Sila e Paolo or dove sono? |
Cantate, povere anime! la notte è breve, e il mattino vi dividerà per sempre.
Ed ecco aggiorna, ciascuno è desto; il degno sig. Skeggs è tutto lieto e affaccendato per preparare un bel lotto da porre all’incanto. Sorvegliava la conciatura delle schiave; ordina a tutte di mostrarsi allegre e sorridenti; le fa schierare a cerchio per meglio esaminarle, prima di condurle seco alla Borsa.
Il sig. Skeggs, col suo cappello tessuto di foglie di palma, col sigaro in bocca, bada a tutto, da sesto a tutto, con precisione ed accorgimento.
— «Che è ciò? — chiese egli, fermandosi dinanzi a Susanna ed Emmelina; — che hai fatto de’ tuoi ricci, ragazza mia?»
La fanciulla diede timidamente un’occhiata alla madre, la quale, colla accortezza che è tutta propria della sua razza, rispose:
— «Le dissi questa notte di spettinarsi; un’acconciatura libera è più conveniente.»

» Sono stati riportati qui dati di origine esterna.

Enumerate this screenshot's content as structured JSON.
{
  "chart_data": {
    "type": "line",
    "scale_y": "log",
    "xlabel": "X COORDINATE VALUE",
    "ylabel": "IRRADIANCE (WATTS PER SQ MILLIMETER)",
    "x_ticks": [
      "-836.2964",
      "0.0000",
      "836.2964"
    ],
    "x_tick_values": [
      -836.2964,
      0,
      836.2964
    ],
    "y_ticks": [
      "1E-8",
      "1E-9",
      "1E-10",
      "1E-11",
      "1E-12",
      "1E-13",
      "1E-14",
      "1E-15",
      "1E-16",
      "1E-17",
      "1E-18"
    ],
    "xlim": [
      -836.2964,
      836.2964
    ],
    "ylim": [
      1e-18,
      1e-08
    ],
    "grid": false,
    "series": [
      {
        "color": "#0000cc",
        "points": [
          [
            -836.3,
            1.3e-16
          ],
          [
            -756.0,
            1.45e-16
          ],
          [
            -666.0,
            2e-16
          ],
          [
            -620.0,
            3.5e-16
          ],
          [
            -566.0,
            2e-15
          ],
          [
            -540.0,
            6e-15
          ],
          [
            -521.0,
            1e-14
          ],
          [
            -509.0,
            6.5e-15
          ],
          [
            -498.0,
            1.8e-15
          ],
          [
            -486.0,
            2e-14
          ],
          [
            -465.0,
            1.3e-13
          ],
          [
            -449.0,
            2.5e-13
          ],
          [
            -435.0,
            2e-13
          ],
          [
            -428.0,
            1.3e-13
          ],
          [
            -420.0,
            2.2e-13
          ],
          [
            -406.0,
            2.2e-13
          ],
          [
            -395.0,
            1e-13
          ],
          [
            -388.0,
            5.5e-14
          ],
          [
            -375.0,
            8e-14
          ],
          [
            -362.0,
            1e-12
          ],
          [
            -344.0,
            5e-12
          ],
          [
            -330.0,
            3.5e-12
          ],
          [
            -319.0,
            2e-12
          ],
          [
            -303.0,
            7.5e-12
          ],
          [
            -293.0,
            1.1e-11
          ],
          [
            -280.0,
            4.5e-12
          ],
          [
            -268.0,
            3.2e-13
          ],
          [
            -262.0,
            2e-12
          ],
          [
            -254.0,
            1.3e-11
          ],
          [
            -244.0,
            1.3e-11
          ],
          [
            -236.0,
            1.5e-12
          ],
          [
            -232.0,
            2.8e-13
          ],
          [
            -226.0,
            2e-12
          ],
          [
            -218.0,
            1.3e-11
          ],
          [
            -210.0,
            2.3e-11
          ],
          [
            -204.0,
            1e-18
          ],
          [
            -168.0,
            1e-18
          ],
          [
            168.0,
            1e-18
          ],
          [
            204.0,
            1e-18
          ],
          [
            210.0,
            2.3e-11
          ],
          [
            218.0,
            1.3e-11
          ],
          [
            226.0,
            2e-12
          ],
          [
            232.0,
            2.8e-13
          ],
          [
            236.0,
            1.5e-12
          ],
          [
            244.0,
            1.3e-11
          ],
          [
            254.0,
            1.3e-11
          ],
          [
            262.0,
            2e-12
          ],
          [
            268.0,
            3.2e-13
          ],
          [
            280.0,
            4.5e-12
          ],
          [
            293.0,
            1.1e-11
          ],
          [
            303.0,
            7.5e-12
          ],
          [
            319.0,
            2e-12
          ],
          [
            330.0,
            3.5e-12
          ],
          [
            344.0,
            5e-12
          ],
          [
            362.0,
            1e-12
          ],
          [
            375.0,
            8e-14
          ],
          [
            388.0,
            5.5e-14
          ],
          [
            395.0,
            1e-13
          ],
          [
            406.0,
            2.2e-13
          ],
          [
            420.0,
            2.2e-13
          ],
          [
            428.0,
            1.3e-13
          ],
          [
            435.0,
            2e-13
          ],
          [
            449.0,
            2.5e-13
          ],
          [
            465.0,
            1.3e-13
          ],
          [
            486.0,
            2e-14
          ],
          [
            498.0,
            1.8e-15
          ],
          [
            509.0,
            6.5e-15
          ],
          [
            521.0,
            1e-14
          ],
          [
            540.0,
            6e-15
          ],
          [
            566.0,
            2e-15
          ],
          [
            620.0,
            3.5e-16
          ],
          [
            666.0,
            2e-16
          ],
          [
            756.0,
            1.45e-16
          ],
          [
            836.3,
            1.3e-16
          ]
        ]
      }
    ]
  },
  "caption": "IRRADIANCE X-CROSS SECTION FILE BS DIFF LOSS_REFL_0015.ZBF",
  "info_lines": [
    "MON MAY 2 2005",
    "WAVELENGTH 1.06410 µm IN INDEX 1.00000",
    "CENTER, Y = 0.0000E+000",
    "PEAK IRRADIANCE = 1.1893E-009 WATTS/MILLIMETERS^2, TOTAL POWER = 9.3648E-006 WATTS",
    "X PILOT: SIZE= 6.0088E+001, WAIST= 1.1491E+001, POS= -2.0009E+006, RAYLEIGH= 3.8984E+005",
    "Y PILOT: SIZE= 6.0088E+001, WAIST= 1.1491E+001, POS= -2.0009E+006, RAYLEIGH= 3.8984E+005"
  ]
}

— «Sciocchezze! — gridò l’uomo volgendosi risoluto alla fanciulla. — Va subito là, e ricomponi i tuoi ricci — ricominciò a dire, scuotendo il frustino che tenea in mano — e torna subito. Tu va ad aiutarla — soggiunse alla madre; — que’ ricci possono fare una differenza di cento dollari nel corso dello incanto.»